2015 saw the return of the paywall as a respectable source of revenue: Niche sites like Pando went all-in, The New York Times hit 1 million digital subscribers, and ad-free digital behemoths like Netflix continued to charge past their traditional brethren. In 2016, we’ll finally stop wringing our hands over whether or not the strategy works and embrace the evidence: People — lots of people, of all ages, incomes, backgrounds, and nationalities — will pay money for good content.
The diversity in income streams is nice, but the real benefit of paid content is what it does to the audience. Dollars are a proxy for engagement; when you hand over a credit card, you value the product you get in return more than you value the brief, transactional moment you enjoy with a listicle that drifts past you in your Facebook feed. And when you’ve got an audience that values your content enough to pay you a monthly subscription, then suddenly you’ve got a pool of reliable revenue to make even more content that you know your audience will love. It’s a wonderfully virtuous cycle.

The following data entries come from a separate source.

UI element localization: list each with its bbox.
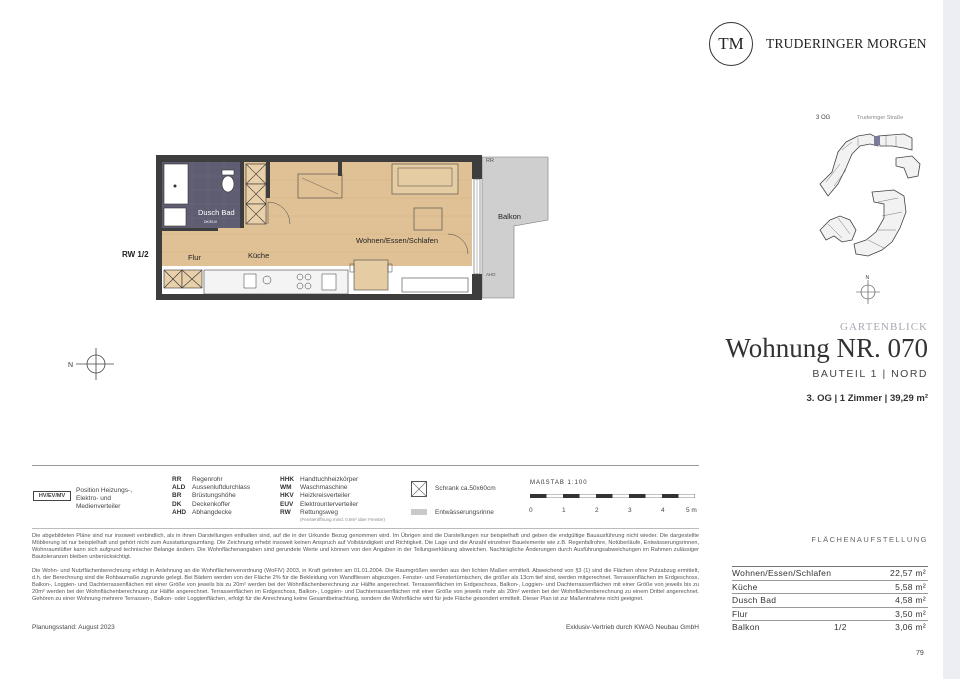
site-north-label: N [865, 275, 870, 281]
abbreviations-col-2 [280, 476, 385, 522]
abbr-row: ALD Aussenluftdurchlass [172, 484, 251, 492]
north-compass [62, 344, 116, 384]
room-label-flur: Flur [188, 253, 201, 262]
abbr-row: WM Waschmaschine [280, 484, 348, 492]
abbr-row: AHD Abhangdecke [172, 508, 232, 516]
room-label-balkon: Balkon [498, 212, 521, 221]
rw-note: (Fensteröffnung mind. 0,9m² über Fenster) [300, 517, 385, 523]
schrank-text: Schrank ca.50x60cm [435, 485, 496, 492]
title-block [628, 321, 928, 404]
site-plan [812, 112, 930, 312]
scale-title: MAßSTAB 1:100 [530, 480, 588, 486]
abbr-row: EUV Elektrounterverteiler [280, 500, 359, 508]
tag-dk: DK/EUV [204, 220, 218, 224]
disclaimer-paragraph: Die Wohn- und Nutzflächenberechnung erfolgt in Anlehnung an die Wohnflächenverordnung (WoFlV) 2003, in Kraft getreten am 01.01.2004. Die Raumgrößen werden aus den lichten Maßen ermittelt. Abweichend von §3 (1) sind die Flächen ohne Putzabzug ermittelt, d.h. der Berechnung sind die Rohbaumaße zugrunde gelegt. Bei Bädern werden von der Fläche 2% für die Bekleidung von Wandfliesen abgezogen. Fenster- und Fenstertürnischen, die größer als 13cm tief sind, werden mitgerechnet. Terrassenflächen im Erdgeschoss, Balkon-, Loggien- und Dachterrassenflächen mit einer Größe von jeweils bis zu 20m² werden bei der Wohnflächenberechnung zur Hälfte angerechnet. Terrassenflächen im Erdgeschoss, Balkon-, Loggien- und Dachterrassenflächen mit einer Größe von jeweils bis zu 20m² werden bei der Wohnflächenberechnung zur Hälfte angerechnet. Terrassenflächen im Erdgeschoss, Balkon-, Loggien- und Dachterrassenflächen mit einer Größe von jeweils mehr als 20m² werden bei der Wohnflächenberechnung zu einem Drittel angerechnet. Gehören zu einer Wohnung mehrere Terrassen-, Balkon- oder Loggienflächen, erfolgt für die Anrechnung keine Gesamtbetrachtung, sondern die Wohnfläche wird für jede Fläche gesondert ermittelt. Dieser Plan ist zur Maßentnahme nicht geeignet. [32, 568, 699, 602]
rinne-swatch [411, 509, 427, 515]
table-row: Küche 5,58 m² [732, 581, 926, 592]
table-row: Wohnen/Essen/Schlafen 22,57 m² [732, 568, 926, 578]
abbr-row: DK Deckenkoffer [172, 500, 231, 508]
areas-table [732, 566, 928, 634]
rinne-text: Entwässerungsrinne [435, 509, 494, 516]
apartment-subtitle: GARTENBLICK [840, 321, 928, 333]
apartment-title: Wohnung NR. 070 [725, 333, 928, 363]
floor-plan-drawing [118, 150, 558, 306]
table-row: Flur 3,50 m² [732, 608, 926, 619]
floor-plan [118, 150, 558, 306]
brand-monogram: TM [709, 22, 753, 66]
planning-status: Planungsstand: August 2023 [32, 624, 115, 631]
abbr-row: BR Brüstungshöhe [172, 492, 236, 500]
room-label-wohnen: Wohnen/Essen/Schlafen [356, 236, 438, 245]
abbr-row: RR Regenrohr [172, 476, 223, 483]
north-compass-icon [62, 344, 116, 384]
room-label-kueche: Küche [248, 251, 270, 260]
site-street: Truderinger Straße [857, 115, 904, 121]
scale-num: 3 [628, 507, 632, 514]
north-label: N [68, 362, 74, 369]
tag-rr: RR [486, 158, 494, 164]
table-row: Dusch Bad 4,58 m² [732, 595, 926, 605]
abbreviations-col-1 [172, 476, 250, 517]
disclaimer [32, 533, 699, 610]
disclaimer-paragraph: Die abgebildeten Pläne sind nur insoweit verbindlich, als in ihnen Darstellungen enthalten sind, auf die in der Urkunde Bezug genommen wird. Im Übrigen sind die Darstellungen nur beispielhaft und geben die endgültige Bauausführung nicht wieder. Die dargestellte Möblierung ist nur beispielhaft und gehört nicht zum Ausstattungsumfang. Die Zeichnung erhebt insoweit keinen Anspruch auf Vollständigkeit und Richtigkeit. Die Lage und die Anzahl einzelner Bauelemente wie z.B. Regenfallrohre, Notüberläufe, Entwässerungsrinnen, Wohnraumlüfter kann sich aufgrund technischer Belange ändern. Die Wohnflächenangaben sind gerundete Werte und können von den Angaben in der Teilungserklärung abweichen. Nachträgliche Änderungen durch Ausführungsabweichungen im Rahmen zulässiger Bautoleranzen bleiben unberücksichtigt. [32, 533, 699, 560]
scale-bar [530, 494, 695, 498]
site-plan-drawing [812, 112, 930, 312]
tag-rw: RW 1/2 [122, 250, 149, 259]
scale-num: 4 [661, 507, 665, 514]
abbr-row: HKV Heizkreisverteiler [280, 492, 350, 500]
brand-name: TRUDERINGER MORGEN [766, 36, 927, 51]
scale-num: 0 [529, 507, 533, 514]
areas-title: FLÄCHENAUFSTELLUNG [811, 535, 928, 544]
brand-logo [709, 22, 929, 68]
schrank-icon [411, 481, 427, 497]
legend-divider-bottom [32, 528, 699, 529]
hv-text: Position Heizungs-, Elektro- und Medienverteiler [76, 487, 132, 510]
tag-ahd: AHD [486, 272, 496, 277]
apartment-bauteil: BAUTEIL 1 | NORD [812, 368, 928, 380]
scale-num: 2 [595, 507, 599, 514]
table-row: Balkon 1/2 3,06 m² [732, 622, 926, 632]
page-number: 79 [916, 650, 924, 657]
scale-num: 5 m [686, 507, 697, 514]
hv-box: HV/EV/MV [33, 491, 71, 501]
abbr-row: HHK Handtuchheizkörper [280, 476, 359, 483]
legend-divider-top [32, 465, 699, 466]
sales-note: Exklusiv-Vertrieb durch KWAG Neubau GmbH [565, 624, 699, 631]
room-label-dusch-bad: Dusch Bad [198, 208, 235, 217]
scale-num: 1 [562, 507, 566, 514]
apartment-summary: 3. OG | 1 Zimmer | 39,29 m² [806, 393, 928, 404]
side-strip [943, 0, 960, 679]
site-level: 3 OG [816, 115, 831, 121]
abbr-row: RW Rettungsweg [280, 508, 338, 516]
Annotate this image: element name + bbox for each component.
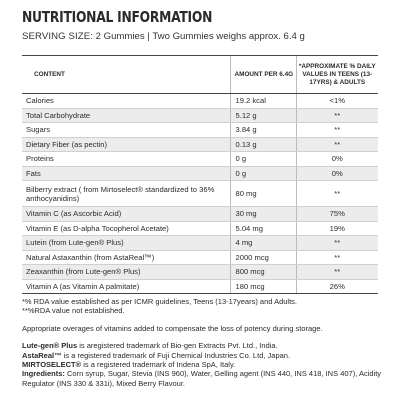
nutrient-amount: 19.2 kcal xyxy=(230,94,296,109)
nutrient-name: Bilberry extract ( from Mirtoselect® standardized to 36% anthocyanidins) xyxy=(22,181,230,207)
nutrient-name: Lutein (from Lute-gen® Plus) xyxy=(22,236,230,251)
nutrient-rda: 0% xyxy=(296,152,378,167)
table-row xyxy=(22,137,378,152)
nutrient-rda: 26% xyxy=(296,279,378,294)
table-row xyxy=(22,279,378,294)
ingredients-text: Corn syrup, Sugar, Stevia (INS 960), Water, Gelling agent (INS 440, INS 418, INS 407), Acidity Regulator (INS 330 & 331i), Mixed Berry Flavour. xyxy=(22,369,382,388)
footnotes xyxy=(22,297,384,388)
nutrient-name: Vitamin C (as Ascorbic Acid) xyxy=(22,207,230,222)
nutrient-rda: ** xyxy=(296,250,378,265)
nutrient-rda: ** xyxy=(296,137,378,152)
nutrient-amount: 0 g xyxy=(230,152,296,167)
nutrient-rda: ** xyxy=(296,123,378,138)
nutrient-amount: 2000 mcg xyxy=(230,250,296,265)
nutrient-rda: ** xyxy=(296,265,378,280)
nutrient-name: Fats xyxy=(22,166,230,181)
nutrient-name: Natural Astaxanthin (from AstaReal™) xyxy=(22,250,230,265)
table-row xyxy=(22,123,378,138)
nutrient-amount: 3.84 g xyxy=(230,123,296,138)
nutrient-amount: 30 mg xyxy=(230,207,296,222)
nutrient-rda: ** xyxy=(296,108,378,123)
table-row xyxy=(22,152,378,167)
nutrient-amount: 0 g xyxy=(230,166,296,181)
nutrient-amount: 80 mg xyxy=(230,181,296,207)
page-title: NUTRITIONAL INFORMATION xyxy=(22,8,213,26)
nutrient-rda: <1% xyxy=(296,94,378,109)
trademark-brand: Lute-gen® Plus xyxy=(22,341,78,351)
serving-size-text: 2 Gummies | Two Gummies weighs approx. 6.4 g xyxy=(92,31,305,42)
trademark-text: is a registered trademark of Fuji Chemical Industries Co. Ltd, Japan. xyxy=(61,350,291,360)
nutrient-amount: 4 mg xyxy=(230,236,296,251)
table-row xyxy=(22,221,378,236)
table-header-row xyxy=(22,56,378,94)
trademark-text: is aregistered trademark of Bio-gen Extracts Pvt. Ltd., India. xyxy=(77,341,278,351)
rda-note: *% RDA value established as per ICMR guidelines, Teens (13-17years) and Adults. xyxy=(22,297,298,306)
nutrient-amount: 5.12 g xyxy=(230,108,296,123)
nutrient-name: Sugars xyxy=(22,123,230,138)
nutrient-name: Dietary Fiber (as pectin) xyxy=(22,137,230,152)
table-row xyxy=(22,94,378,109)
nutrient-name: Proteins xyxy=(22,152,230,167)
nutrient-rda: ** xyxy=(296,181,378,207)
nutrient-name: Zeaxanthin (from Lute-gen® Plus) xyxy=(22,265,230,280)
nutrient-rda: 0% xyxy=(296,166,378,181)
serving-size-label: SERVING SIZE: xyxy=(22,31,93,42)
table-row xyxy=(22,236,378,251)
nutrition-table xyxy=(22,55,378,294)
table-row xyxy=(22,108,378,123)
table-row xyxy=(22,181,378,207)
nutrient-rda: 75% xyxy=(296,207,378,222)
nutrient-amount: 180 mcg xyxy=(230,279,296,294)
overages-note: Appropriate overages of vitamins added to compensate the loss of potency during storage. xyxy=(22,323,323,333)
table-row xyxy=(22,265,378,280)
nutrient-rda: ** xyxy=(296,236,378,251)
table-row xyxy=(22,207,378,222)
trademark-text: is a registered trademark of Indena SpA, Italy. xyxy=(81,360,236,370)
trademark-lutegen xyxy=(22,341,384,350)
trademark-brand: MIRTOSELECT® xyxy=(22,360,82,370)
table-row xyxy=(22,250,378,265)
nutrient-amount: 800 mcg xyxy=(230,265,296,280)
trademark-astareal xyxy=(22,351,384,360)
nutrient-name: Calories xyxy=(22,94,230,109)
ingredients xyxy=(22,369,384,388)
header-content: CONTENT xyxy=(22,56,230,94)
rda-not-established-note: **%RDA value not established. xyxy=(22,306,125,316)
header-amount: AMOUNT PER 6.4G xyxy=(230,56,296,94)
header-rda: *APPROXIMATE % DAILY VALUES IN TEENS (13- 17YRS) & ADULTS xyxy=(296,56,378,94)
table-row xyxy=(22,166,378,181)
nutrient-name: Vitamin E (as D-alpha Tocopherol Acetate) xyxy=(22,221,230,236)
nutrient-rda: 19% xyxy=(296,221,378,236)
nutrient-name: Vitamin A (as Vitamin A palmitate) xyxy=(22,279,230,294)
ingredients-label: Ingredients: xyxy=(22,369,65,379)
trademark-mirtoselect xyxy=(22,360,384,369)
nutrient-amount: 5.04 mg xyxy=(230,221,296,236)
serving-size xyxy=(22,31,305,42)
nutrient-amount: 0.13 g xyxy=(230,137,296,152)
nutrient-name: Total Carbohydrate xyxy=(22,108,230,123)
trademark-brand: AstaReal™ xyxy=(22,350,62,360)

At Midroll, we launched Howl, our premium audio subscription service, for precisely this reason; with a devoted, paying audience, suddenly we’re free to produce content that wouldn’t work as ad-supported pieces — shorter-run series, elaborately produced fictional drama, experimental shows, etc. We’re not alone; companies like Crunchyroll, Audible, Pando, Hulu, Netflix, Spotify, and others are building a future based largely on the notion that if you produce good content, people will pay for it. Companies like HBO and organizations like public radio have known this for a long time, and in a new digital environment, they’re finding new ways to prosper with this model. And some traditional players are starting to adapt to this paradigm; witness Seeso from NBC Universal and Shudder from AMC.
Much of the anxiety around paid content centers on the idea that digital subscriptions won’t be able to replace traditional revenue streams so that traditional media operations can carry on as they did before, employing the same organization models, content strategies, and business approach that helped them once become the dominant players in the industry. But that anxiety is misplaced: Instead of worrying about how to sustain their existing operations, media companies would be better served thinking about how to organize to produce content for this new world. If they don’t, legacy media will find that while it’s busy worrying about whether or not a paywall is a good idea, newer entrants will be out making good stuff — and the audience will pay for it.
Erik Diehn is vice president of business development at Midroll.